Making the Perfect Record: From Inscription to Impression in Early Magnetic Recording

Imagining Applications

At the Franklin Institute on December 16, 1908, Fankhauser presented the telegraphone, speaking little about its material specificities and instead favoring a hyperbolic assessment of its potential applications for occupations involving listening and inscription. In a written version of the talk, published in the Journal of the Franklin Institute in January 1909, he says: “I believe that the next few years will see a telegraphone installed in the office of every doctor, every lawyer, every banker, in the counting room of every trust company, and of every industrial or commercial establishment, large or small” (Fankhauser 1909, 41). He also predicts that the telegraphone will render typewriting and letter writing obsolete, and he dramatizes the range of its reach through a variety of conjectures. In railroading, the device will replace the telegraph; for stock quotations, it will supplant the telephone; in medicine, it will diagnose heart and lung ailments; and it will bring about the demise of stenographers in all realms of dictation. That is, all realms but one: justice. Fankhauser states: “While the human stenographer may never be eliminated in important legal proceedings, it is highly probable that an additional check will be kept in every court room by the installation of a telegraphone which will eliminate all chances of human mistakes” (44). When it comes to standing before the law, a faith in the medium faces its limits.

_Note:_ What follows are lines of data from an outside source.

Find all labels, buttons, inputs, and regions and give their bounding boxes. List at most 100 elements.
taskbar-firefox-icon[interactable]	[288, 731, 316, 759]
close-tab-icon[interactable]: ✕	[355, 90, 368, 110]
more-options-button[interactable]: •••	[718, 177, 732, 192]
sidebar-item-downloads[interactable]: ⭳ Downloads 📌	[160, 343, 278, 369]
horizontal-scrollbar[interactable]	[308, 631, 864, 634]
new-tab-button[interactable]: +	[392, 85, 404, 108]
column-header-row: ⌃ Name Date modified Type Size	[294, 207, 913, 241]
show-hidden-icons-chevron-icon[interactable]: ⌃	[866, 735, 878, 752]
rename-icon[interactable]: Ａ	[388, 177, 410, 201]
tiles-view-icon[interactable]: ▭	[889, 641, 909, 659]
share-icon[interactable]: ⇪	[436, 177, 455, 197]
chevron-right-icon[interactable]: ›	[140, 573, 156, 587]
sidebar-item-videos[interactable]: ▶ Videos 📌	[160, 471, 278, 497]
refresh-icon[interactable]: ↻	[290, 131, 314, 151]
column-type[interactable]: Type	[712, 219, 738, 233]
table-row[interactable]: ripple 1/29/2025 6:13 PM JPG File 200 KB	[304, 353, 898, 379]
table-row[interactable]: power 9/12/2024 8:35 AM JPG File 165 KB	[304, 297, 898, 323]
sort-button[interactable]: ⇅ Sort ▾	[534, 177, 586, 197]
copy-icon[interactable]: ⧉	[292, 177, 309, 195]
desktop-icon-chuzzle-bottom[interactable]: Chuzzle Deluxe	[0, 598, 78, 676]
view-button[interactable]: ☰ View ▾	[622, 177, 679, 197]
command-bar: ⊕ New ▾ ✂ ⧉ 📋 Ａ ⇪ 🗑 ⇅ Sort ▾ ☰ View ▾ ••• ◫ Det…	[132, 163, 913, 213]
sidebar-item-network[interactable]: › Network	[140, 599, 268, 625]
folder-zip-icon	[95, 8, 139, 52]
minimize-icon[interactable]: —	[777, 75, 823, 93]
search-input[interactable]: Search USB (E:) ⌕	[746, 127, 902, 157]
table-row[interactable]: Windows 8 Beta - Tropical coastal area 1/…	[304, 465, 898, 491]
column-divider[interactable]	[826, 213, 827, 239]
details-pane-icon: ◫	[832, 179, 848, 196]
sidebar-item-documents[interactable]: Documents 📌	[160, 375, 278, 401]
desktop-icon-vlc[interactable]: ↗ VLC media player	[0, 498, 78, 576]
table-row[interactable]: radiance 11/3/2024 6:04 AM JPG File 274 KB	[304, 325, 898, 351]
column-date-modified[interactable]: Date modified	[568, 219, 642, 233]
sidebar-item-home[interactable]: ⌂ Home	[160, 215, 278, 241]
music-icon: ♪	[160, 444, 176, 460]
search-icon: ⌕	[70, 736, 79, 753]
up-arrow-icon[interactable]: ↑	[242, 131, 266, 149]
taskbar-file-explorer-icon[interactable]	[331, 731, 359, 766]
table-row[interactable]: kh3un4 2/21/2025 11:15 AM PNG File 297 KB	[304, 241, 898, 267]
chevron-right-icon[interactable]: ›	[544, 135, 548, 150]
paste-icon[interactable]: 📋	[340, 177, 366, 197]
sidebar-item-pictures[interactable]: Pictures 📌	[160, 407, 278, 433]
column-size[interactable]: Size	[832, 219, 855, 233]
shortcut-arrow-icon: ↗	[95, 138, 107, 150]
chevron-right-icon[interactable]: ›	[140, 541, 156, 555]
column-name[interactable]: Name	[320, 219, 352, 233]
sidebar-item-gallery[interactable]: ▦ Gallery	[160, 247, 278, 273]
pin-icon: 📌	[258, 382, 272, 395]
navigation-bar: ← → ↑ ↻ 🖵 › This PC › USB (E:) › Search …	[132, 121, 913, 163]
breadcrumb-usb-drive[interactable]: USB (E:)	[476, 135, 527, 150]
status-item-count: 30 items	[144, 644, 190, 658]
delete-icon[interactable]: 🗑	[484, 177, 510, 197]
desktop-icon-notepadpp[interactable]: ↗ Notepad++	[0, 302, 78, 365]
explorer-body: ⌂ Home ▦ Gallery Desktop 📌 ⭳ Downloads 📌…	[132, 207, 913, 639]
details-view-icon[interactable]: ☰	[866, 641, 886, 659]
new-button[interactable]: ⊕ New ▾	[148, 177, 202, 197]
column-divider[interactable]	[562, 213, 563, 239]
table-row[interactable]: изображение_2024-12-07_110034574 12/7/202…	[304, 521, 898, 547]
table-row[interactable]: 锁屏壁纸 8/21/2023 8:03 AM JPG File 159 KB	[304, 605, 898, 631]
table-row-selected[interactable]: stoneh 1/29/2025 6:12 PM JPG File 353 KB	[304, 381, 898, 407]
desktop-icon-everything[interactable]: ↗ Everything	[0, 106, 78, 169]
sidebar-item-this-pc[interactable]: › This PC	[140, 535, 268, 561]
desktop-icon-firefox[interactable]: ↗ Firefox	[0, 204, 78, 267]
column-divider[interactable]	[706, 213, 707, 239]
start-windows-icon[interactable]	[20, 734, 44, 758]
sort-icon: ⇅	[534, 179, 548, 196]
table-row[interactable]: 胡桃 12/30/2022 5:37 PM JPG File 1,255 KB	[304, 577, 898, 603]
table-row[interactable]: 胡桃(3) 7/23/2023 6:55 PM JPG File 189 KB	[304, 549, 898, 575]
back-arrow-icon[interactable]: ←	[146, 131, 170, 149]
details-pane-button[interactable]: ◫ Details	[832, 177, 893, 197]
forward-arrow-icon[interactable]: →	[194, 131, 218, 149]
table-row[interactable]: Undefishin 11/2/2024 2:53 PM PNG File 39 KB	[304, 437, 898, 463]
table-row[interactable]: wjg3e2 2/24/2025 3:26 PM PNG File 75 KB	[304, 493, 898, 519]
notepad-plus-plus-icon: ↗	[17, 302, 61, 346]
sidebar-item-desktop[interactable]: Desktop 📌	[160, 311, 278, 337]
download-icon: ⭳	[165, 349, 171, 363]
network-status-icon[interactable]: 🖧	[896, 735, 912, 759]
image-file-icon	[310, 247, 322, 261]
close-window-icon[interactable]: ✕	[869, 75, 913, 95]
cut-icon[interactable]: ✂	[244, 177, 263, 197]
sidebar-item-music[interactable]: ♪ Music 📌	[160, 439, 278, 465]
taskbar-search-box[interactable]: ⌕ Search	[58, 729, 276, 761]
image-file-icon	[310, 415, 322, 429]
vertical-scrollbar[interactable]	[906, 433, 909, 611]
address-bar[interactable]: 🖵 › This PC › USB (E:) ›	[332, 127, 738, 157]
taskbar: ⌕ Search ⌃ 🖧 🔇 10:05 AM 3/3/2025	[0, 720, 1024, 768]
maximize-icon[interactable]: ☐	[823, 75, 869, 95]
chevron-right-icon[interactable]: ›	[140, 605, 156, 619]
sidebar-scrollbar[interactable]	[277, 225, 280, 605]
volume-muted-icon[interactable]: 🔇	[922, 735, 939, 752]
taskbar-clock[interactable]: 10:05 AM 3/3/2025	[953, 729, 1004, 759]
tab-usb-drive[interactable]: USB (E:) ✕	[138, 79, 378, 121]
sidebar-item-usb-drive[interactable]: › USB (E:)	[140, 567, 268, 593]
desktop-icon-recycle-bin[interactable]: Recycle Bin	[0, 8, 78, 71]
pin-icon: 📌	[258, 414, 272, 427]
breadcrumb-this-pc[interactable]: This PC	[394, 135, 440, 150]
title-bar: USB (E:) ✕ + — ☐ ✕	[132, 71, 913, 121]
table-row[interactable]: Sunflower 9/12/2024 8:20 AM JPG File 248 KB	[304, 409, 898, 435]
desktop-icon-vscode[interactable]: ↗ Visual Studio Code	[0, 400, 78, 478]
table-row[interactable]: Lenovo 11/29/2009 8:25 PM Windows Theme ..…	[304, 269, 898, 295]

At the turn of the century, even a technocrat is unwilling to reduce justice to pure science, and in the courtroom the telegraphone is relegated from a producer of perfect records to a validation machine. If nothing else, this snippet of Fankhauser’s work exemplifies the various ways in which early magnetic recording was actively tied to the construction of human perception and memory. Fankhauser’s claim that stenographers will persist amid technological progress corresponds with occupation-specific modes of listening and writing, as well as the memory training and embodied habits associated with them. What’s more, it corresponds with the imagined range and robustness of the telegraphone’s diverse applications, however speculative they happened to be.